In both studies, patients were evaluated 100 days after their stem-cell transplants for evidence of residual myeloma. Our goal was to see at least 50 percent of the patients achieve either a complete response or a very good partial response. We're pleased to report that we appear to be seeing that outcome.
Both our phase I and phase II studies are now completed and all of the data will be evaluated later this year. Then we will have more statistically valid evidence about the use of Quadramet for treatment of myeloma.
At this juncture, we know that Quadramet given prior to melphalan chemotherapy does give significantly more treatment to the myeloma cells than with the chemotherapy alone and currently we have not seen any additional toxic effects. Our measurements verify that the radiation delivered by Quadramet to organs other than bone was well within safety limits.

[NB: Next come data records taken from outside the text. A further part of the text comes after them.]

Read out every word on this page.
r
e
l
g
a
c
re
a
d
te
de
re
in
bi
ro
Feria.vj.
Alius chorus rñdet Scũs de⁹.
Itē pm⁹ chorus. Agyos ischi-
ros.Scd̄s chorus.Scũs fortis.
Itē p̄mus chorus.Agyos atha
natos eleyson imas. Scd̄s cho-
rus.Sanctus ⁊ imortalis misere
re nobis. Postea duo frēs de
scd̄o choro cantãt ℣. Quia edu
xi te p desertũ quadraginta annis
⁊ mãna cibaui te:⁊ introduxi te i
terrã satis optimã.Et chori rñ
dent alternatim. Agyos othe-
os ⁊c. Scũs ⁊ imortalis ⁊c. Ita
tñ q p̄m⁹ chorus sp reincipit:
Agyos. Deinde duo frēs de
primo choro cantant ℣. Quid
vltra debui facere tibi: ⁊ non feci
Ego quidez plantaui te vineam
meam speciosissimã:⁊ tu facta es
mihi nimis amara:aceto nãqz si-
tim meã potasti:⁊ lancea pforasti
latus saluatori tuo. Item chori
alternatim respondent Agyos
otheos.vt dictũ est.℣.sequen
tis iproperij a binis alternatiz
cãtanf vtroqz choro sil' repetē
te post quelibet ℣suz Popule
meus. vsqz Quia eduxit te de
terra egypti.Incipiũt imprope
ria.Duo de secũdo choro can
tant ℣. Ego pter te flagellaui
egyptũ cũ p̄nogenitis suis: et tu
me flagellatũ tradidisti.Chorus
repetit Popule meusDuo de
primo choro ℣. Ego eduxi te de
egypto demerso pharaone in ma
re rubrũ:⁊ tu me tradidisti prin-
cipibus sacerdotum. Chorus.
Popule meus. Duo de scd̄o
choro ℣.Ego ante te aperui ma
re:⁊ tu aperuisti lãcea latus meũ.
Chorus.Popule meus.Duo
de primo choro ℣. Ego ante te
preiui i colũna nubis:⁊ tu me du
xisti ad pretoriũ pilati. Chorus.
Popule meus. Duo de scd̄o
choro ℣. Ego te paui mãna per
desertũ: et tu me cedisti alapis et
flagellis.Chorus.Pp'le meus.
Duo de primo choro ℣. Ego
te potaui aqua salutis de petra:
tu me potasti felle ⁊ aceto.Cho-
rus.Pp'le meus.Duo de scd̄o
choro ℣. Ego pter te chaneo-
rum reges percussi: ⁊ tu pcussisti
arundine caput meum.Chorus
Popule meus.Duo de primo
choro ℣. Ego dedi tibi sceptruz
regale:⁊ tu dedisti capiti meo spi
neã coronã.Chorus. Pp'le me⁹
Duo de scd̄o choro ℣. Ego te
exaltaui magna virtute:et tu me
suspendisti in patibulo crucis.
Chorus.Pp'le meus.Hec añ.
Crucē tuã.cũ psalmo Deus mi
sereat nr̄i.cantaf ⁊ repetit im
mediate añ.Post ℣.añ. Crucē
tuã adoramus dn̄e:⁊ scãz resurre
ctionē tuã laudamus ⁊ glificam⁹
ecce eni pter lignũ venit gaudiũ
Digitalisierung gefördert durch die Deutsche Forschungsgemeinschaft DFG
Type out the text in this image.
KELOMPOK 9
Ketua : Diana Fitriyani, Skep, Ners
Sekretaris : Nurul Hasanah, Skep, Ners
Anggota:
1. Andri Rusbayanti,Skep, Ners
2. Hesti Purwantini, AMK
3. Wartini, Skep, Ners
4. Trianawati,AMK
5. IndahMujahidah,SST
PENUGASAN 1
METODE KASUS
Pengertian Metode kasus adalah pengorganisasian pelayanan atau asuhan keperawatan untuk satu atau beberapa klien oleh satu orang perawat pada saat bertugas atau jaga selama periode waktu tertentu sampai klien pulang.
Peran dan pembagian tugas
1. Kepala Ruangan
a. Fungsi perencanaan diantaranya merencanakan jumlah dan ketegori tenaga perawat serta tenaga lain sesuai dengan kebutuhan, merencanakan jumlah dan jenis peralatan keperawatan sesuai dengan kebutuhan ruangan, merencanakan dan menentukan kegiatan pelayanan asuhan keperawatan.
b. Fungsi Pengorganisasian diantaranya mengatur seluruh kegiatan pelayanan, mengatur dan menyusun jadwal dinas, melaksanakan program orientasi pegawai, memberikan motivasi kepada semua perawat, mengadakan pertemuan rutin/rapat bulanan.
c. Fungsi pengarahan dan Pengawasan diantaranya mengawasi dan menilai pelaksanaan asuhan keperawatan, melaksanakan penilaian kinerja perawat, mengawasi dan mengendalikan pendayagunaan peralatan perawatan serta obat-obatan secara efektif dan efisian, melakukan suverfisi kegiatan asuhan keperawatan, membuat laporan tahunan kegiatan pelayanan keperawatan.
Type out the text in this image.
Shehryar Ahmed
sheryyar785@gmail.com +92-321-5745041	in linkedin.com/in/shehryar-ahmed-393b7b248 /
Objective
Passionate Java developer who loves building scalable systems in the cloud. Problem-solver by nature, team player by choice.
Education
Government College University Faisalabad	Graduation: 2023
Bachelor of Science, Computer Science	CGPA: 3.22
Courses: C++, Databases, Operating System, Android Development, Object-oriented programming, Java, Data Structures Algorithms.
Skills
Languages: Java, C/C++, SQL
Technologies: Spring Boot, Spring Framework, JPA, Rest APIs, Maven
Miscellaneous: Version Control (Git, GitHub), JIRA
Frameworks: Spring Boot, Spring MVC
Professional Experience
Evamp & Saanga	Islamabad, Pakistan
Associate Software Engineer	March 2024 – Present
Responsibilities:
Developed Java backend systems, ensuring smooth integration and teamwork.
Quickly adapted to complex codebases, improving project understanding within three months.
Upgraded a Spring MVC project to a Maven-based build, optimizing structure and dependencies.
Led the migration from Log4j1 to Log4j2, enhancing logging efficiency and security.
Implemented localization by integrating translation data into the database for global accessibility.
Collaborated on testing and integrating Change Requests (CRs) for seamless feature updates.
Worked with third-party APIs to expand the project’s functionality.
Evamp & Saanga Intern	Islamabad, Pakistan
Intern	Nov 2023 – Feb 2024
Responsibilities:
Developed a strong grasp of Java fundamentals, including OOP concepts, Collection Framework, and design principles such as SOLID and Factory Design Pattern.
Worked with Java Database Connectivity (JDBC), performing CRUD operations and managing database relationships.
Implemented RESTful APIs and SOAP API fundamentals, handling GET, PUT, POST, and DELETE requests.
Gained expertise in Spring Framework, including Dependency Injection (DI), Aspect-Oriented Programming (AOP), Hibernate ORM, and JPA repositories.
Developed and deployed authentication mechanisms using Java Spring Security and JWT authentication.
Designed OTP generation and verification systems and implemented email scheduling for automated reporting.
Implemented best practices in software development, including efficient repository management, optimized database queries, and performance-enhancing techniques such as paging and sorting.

While we're enthusiastic about the promising indications, we want to temper our enthusiasm with this caution – these are early results. More research through a randomized phase III clinical study needs to be conducted to conclusively determine the value of Quadramet for treatment of myeloma. Hopefully, future studies will substantiate these early results and take us another step forward in our efforts to combat myeloma, help patients live longer and improve the quality of their lives.
Note: Quadramet is a product of Cytogen, Inc.